Senior World Health Organization (WHO) official Peter Salama said the spread to Mbandaka meant there was the potential for an “explosive increase” in cases.
“This is a major development in the outbreak,” he told the BBC. “We have urban Ebola, which is a very different animal from rural Ebola. The potential for an explosive increase in cases is now there.” Mr Salama, the WHO’s deputy director-general for emergency preparedness and response, said Mbandaka’s location on the Congo river, widely used for transportation, raised the prospect of Ebola spreading to surrounding countries such as Congo-Brazzaville and the Central African Republic as well as downstream to Kinshasa, a city of 10 million people.
“This puts a whole different lens on this outbreak and gives us increased urgency to move very quickly into Mbandaka to stop this new first sign of transmission,” he said.

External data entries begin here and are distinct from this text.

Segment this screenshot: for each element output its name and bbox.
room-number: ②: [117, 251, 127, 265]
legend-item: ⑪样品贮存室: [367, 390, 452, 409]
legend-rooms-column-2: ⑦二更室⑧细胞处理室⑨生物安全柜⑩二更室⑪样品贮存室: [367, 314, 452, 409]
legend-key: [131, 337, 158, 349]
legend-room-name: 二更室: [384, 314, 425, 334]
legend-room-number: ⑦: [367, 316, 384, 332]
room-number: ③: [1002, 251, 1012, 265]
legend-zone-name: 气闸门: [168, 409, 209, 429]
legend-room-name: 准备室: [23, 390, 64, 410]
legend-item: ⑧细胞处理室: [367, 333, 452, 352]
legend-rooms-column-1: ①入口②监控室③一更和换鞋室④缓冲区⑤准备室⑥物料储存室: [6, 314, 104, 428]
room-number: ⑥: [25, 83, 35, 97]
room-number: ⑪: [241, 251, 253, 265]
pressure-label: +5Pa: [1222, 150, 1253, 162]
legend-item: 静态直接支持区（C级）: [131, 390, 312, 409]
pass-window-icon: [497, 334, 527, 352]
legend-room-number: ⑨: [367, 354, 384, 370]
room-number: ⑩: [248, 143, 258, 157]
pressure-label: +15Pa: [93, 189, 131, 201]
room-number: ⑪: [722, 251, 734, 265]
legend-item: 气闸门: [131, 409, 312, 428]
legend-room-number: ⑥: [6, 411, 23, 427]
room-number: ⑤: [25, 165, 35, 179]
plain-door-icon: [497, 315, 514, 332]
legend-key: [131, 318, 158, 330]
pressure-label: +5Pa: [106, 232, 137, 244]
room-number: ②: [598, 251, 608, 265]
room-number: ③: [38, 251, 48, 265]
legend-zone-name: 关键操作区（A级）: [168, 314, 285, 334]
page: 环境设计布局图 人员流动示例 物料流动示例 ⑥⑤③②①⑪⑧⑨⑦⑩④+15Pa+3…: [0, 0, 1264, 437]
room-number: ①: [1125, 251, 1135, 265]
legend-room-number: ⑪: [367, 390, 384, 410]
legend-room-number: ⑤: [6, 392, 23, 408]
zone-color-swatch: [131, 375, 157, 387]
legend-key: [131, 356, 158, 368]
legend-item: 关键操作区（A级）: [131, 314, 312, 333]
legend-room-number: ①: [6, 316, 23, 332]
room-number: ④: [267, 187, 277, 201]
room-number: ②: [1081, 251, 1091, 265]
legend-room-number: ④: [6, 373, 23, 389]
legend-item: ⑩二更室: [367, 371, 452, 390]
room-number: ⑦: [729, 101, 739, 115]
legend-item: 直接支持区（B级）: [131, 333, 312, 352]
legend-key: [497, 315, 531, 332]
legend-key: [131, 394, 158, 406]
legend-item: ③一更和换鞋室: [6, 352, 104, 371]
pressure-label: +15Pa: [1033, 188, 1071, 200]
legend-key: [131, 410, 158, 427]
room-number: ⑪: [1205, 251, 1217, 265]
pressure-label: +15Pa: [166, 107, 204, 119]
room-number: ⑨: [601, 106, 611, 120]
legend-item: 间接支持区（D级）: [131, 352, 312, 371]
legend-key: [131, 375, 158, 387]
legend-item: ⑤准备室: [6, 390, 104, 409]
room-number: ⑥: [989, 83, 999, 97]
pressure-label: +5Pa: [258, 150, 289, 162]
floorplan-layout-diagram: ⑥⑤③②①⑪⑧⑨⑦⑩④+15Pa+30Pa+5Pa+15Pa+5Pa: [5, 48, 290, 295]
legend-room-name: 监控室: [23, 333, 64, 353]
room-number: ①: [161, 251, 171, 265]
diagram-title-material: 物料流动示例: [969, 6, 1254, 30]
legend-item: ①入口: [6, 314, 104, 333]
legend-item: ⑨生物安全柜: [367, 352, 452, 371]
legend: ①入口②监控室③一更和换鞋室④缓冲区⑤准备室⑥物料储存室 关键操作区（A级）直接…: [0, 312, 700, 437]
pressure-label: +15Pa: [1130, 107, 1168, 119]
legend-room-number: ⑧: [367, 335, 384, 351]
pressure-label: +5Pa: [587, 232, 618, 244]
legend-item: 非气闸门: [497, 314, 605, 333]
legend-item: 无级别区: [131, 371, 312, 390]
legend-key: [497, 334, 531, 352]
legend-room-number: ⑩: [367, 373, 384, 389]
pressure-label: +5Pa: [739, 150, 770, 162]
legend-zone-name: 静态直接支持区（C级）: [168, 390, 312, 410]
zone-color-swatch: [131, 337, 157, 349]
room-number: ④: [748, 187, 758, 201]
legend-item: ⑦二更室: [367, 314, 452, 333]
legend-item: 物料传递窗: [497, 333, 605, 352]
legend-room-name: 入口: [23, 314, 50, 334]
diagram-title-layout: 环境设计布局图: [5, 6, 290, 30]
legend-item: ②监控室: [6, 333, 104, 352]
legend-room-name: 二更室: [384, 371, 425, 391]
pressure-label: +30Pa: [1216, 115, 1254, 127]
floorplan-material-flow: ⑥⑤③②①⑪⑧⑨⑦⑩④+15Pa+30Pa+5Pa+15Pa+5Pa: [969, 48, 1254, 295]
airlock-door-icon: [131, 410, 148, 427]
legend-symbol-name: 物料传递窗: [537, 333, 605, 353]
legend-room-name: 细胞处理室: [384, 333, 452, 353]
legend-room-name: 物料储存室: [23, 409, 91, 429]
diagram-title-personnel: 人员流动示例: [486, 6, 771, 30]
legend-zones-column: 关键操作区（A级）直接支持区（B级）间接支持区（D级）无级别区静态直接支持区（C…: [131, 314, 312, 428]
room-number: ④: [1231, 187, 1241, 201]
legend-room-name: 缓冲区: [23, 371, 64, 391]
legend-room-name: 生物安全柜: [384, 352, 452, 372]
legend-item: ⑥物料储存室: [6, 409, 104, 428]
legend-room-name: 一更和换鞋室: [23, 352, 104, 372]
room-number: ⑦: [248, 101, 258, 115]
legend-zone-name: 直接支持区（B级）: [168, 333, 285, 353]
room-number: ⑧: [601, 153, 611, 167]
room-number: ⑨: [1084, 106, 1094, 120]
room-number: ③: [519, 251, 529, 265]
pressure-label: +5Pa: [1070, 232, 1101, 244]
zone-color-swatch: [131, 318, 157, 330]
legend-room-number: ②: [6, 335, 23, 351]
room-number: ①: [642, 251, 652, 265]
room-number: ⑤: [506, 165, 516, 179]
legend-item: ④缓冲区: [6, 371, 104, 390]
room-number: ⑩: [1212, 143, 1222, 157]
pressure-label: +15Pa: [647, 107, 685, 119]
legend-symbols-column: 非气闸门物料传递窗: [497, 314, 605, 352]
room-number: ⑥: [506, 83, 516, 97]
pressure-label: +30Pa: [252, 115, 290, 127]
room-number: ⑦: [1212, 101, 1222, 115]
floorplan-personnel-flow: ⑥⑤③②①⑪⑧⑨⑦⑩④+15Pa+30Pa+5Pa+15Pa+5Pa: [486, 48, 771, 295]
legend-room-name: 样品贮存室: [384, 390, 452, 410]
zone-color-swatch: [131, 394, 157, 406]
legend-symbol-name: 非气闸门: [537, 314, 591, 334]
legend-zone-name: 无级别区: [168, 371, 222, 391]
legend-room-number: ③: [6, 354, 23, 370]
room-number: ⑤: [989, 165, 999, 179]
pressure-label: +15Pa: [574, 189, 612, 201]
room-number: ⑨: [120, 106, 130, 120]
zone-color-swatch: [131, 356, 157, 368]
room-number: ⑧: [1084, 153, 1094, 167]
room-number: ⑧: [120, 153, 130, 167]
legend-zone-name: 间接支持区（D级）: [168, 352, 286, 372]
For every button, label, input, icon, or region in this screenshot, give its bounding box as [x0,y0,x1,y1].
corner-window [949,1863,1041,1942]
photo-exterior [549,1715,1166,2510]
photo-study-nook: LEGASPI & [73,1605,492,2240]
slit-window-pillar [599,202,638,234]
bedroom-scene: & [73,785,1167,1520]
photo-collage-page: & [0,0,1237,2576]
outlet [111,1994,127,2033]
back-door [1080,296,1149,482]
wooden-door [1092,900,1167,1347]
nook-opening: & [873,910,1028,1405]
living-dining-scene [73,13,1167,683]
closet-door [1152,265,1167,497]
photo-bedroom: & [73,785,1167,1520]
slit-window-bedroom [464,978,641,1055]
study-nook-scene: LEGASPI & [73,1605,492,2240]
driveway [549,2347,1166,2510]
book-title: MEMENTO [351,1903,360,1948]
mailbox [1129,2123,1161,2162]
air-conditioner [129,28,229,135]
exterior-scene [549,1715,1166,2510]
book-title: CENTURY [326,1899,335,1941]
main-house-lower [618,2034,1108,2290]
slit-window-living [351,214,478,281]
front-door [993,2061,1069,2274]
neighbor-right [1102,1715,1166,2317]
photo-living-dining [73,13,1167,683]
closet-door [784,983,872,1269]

What is being done to contain the outbreak?
So far only three of the 44 cases have been confirmed as Ebola and involve people who are still alive, the WHO says. There are a further 20 probable cases and 21 suspected cases, which together account for all the deaths.
The cases were recorded in three health zones of Congo’s Equateur province.
Isolation and rudimentary Ebola case management facilities had been set up in Mbandaka to cope with cases, Mr Salama said.
The disease may have been brought there, he said, by two or three people who had attended the funeral of an Ebola victim in Bikoro to the south of Mbandaka before travelling to the city.
On Wednesday more than 4,000 doses of an experimental vaccine sent by the WHO arrived in Kinshasa with another batch expected soon.
These would be given as a priority to people in Mbandaka who had been in contact with those suspected of carrying the Ebola virus before people in any other affected area, in order to stop Ebola spreading in the urban region and beyond, Mr Salama said. The vaccine from pharmaceutical firm Merck is unlicensed but was effective in limited trials during the West Africa Ebola Outbreak. It needs to be stored at a temperature of between -60 and -80 C. Electricity supplies in Congo are unreliable.
Health workers had identified 430 people who may have had contact with the disease and were working to trace more than 4,000 contacts of Ebola patients, who had spread across northwest DR Congo, the WHO said.
Many of these people were in areas only reachable by motorbike, Mr Salama said.